I speak English, Yoruba and I am becoming fluent in Italian! I guess we can call this story an intriguing or odd fusion of culture - kind of like me. I am always greeted with surprise (and even admiration) when I say that I study Italian, considering it is not as commonly taught amongst the modern foreign languages; and arguably the biggest thing of all, I am a Nigerian woman from South London.

This story is the beginning of an adventurous voyage for our protagonist. It touches on commonly diffused ideas and tropes surrounding travel such as airports being regarded as ‘non-places’ and even the romanticisation of home. The protagonist is in a foreign place finding their feet - and even possibly love. There are a thousand different possibilities for how the love interests meet but I imagine the mystery suitor says “Ekaasan, come stai?”

Below is Yvonne's story. Don't forget to use the questions in the downloadable PDF files on the righthand side of the page to stimulate discussions.

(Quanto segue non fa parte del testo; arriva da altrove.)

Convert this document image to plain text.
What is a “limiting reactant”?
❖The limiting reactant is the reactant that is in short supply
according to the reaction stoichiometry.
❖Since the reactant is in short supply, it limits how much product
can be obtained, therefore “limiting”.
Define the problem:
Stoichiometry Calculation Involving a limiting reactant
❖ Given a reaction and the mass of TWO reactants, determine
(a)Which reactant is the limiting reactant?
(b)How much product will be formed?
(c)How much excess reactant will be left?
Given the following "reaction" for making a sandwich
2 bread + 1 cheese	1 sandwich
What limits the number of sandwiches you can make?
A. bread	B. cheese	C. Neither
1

Senza pensarci due volte, i miei genitori mi hanno comprato un biglietto aereo. Stavo andando all’aeroporto di – beh, è davvero importante? Tutti gli aeroporti sembrano uguali. Non ci sono molte differenze. Tante persone – tutte di fretta – le grandi finestre e le luci luminose. Le grandi macchine volanti abbelliscono il cielo esterno. Secondo me, questo è l'unico aspetto redimibile di questo posto (se così lo possiamo chiamare).

 

“Questa è l'ultima chiamata per il gate 42, tutti i passeggeri per Lagos, Nigeria” “this is the final call for gate 42, all passengers for Lagos, Nigeria”. Il mio volo. Non volevo andare ma la scelta era stata fatta. Camminavo verso il gate per imbarcarmi sull’aereo. Con ogni passo più pesante di quello precedente, infine, ero arrivata al mio posto; dopo aver passato tutte le persone che fissavano, oltre che l'odore del caffè e tutto il percorso al gate. 15E: quello era il mio posto. Mi accasciai sul sedile e chiusi gli occhi; desiderando, sperando, che questo fosse tutto un sogno. L'unica cosa che mi veniva in mente erano le belle strade veneziane, i canali e la cultura, le strade piene di turisti e il profumo dei bigoli in salsa. Venezia è un luogo magico e quanto desideravo tornarci. Altre immagini della città inondarono la mia mente. Poi ricordavo Bologna, la dolce Bologna. La scorsa estate ci ero andata con i miei amici. Era incredibile, il paesaggio era praticamente tutto rosso, una città piena di cultura e tanta storia dietro ogni portico.

 

“Excuse me, excuse me,” sussurrò una voce picchiettandomi leggermente sulla spalla. Alla mia destra, c’era una giovane donna sorridente, mi disse "We’ve landed, didn’t you hear the clapping?"

 

“No, sorry”

 

“Well, you can leave the plane now”

 

Ero stata accolta nella sezione arrivi da un uomo, alto e scuro con la pelle liscia e marrone. "Ciao, sewa?"1 Che cosa! Non avevo mai sentito niente di simile.